“Perintahkan anak-anak kalian untuk melakukan shalat saat usia mereka tujuh tahun, dan pukullah mereka saat usia sepuluh tahun. Dan pisahkan tempat tidur mereka.”
(Dishahihkan oleh al-Albani dalam Irwa’u Ghalil, no. 247)
Ibnu Qudamah rahimahullah berkata dalam kitab Al-Mughni (1/357):
“Perintah dan pengajaran ini berlaku bagi anak-anak agar mereka terbiasa melakukan shalat dan tidak meninggalkannya ketika sudah baligh.”

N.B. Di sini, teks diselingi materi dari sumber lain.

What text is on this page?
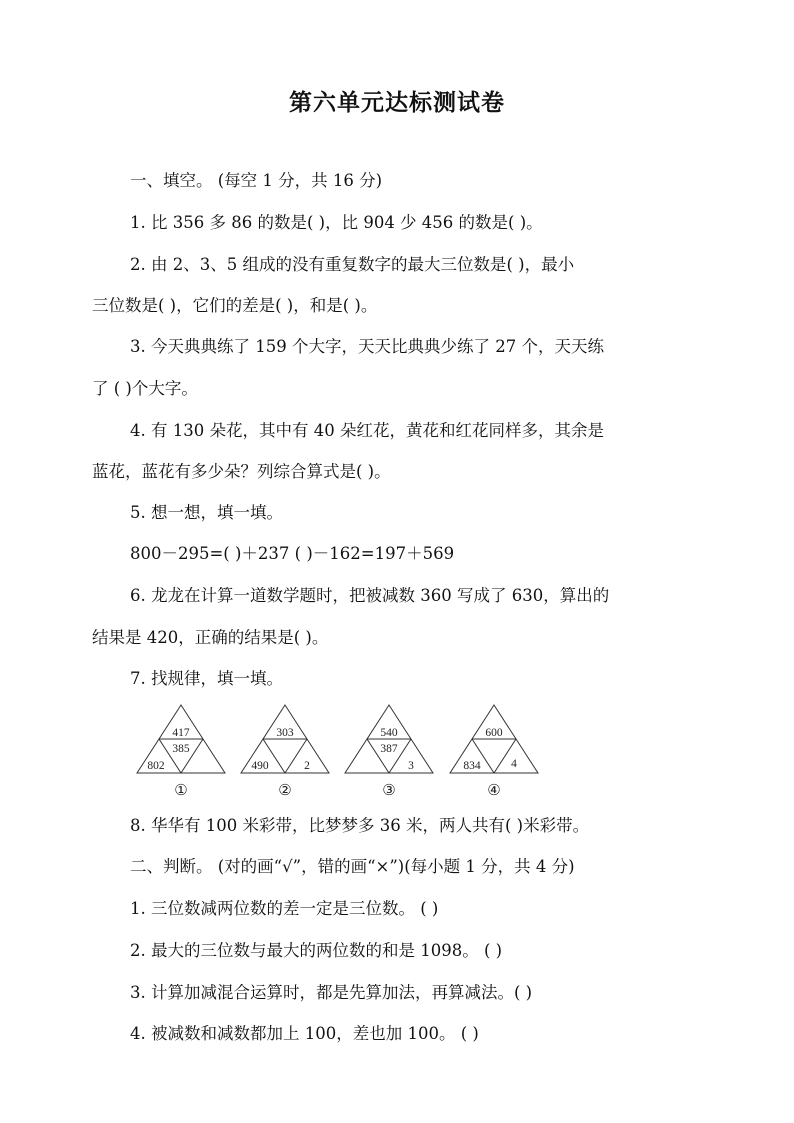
第六单元达标测试卷
一、填空。 (每空 1 分，共 16 分)
1. 比 356 多 86 的数是( )，比 904 少 456 的数是( )。
2. 由 2、3、5 组成的没有重复数字的最大三位数是( )，最小
三位数是( )，它们的差是( )，和是( )。
3. 今天典典练了 159 个大字，天天比典典少练了 27 个，天天练
了 ( )个大字。
4. 有 130 朵花，其中有 40 朵红花，黄花和红花同样多，其余是
蓝花，蓝花有多少朵？列综合算式是( )。
5. 想一想，填一填。
800－295=( )＋237 ( )－162=197＋569
6. 龙龙在计算一道数学题时，把被减数 360 写成了 630，算出的
结果是 420，正确的结果是( )。
7. 找规律，填一填。
417
385
802
①
303
490	2
②
540
387
3
③
600
834	4
④
8. 华华有 100 米彩带，比梦梦多 36 米，两人共有( )米彩带。
二、判断。 (对的画“√”，错的画“×”)(每小题 1 分，共 4 分)
1. 三位数减两位数的差一定是三位数。 ( )
2. 最大的三位数与最大的两位数的和是 1098。 ( )
3. 计算加减混合运算时，都是先算加法，再算减法。( )
4. 被减数和减数都加上 100，差也加 100。 ( )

Dikisahkan oleh Nafi’ rohimahulloh, maula (bekas budak) Abdullah bin ‘Umar rodiyallohu anhu:
“Bahwasanya Abdullah bin ‘Umar rodiyallohu anhu apabila mendapati salah seorang anggota keluarganya bermain dadu, beliau memukulnya dan memecahkan dadu itu.”
(HR. Al-Bukhari dalam Al-Adabul Mufrad no. 1273. Asy-Syaikh Al-Albani berkata dalam Shahih Al-Adabul Mufrad: shahihul isnad mauquf)
Lihatlah pendidikan Abdulloh bin Umar ini. Apakah ini tercela? Apakah ini pelampiasan marah? Betul. Dan marah itu ada 2, ada yang diridhoi oleh Alloh dan ada yang terlarang.
Marah jenis apakah yang diekspresikan Abdulloh bin Umar? Tentunya ia adalah marah yang diridhoi oleh Alloh, legal, bukan ilegal. Karena Abdulloh bin Umar dikenal sebagai ahlul ilm (orang yang berilmu). Sampai-sampai beliau disebutkan sebagai pencontoh nabi dalam segala sisi.
Sehingga, miris kita mendengar doktrin "larangan" memukul anak, bahkan mereka mengatakan memukul akan menjadikan anak juga sebagai tukang pukul. Sama sekali tidak! Itu adalah sarana pendidikan. Yang salah adalah jika pukulan itu bukan tujuannya mendidik, tetapi ekspresi kemarahan yang tidak diridhoi Alloh.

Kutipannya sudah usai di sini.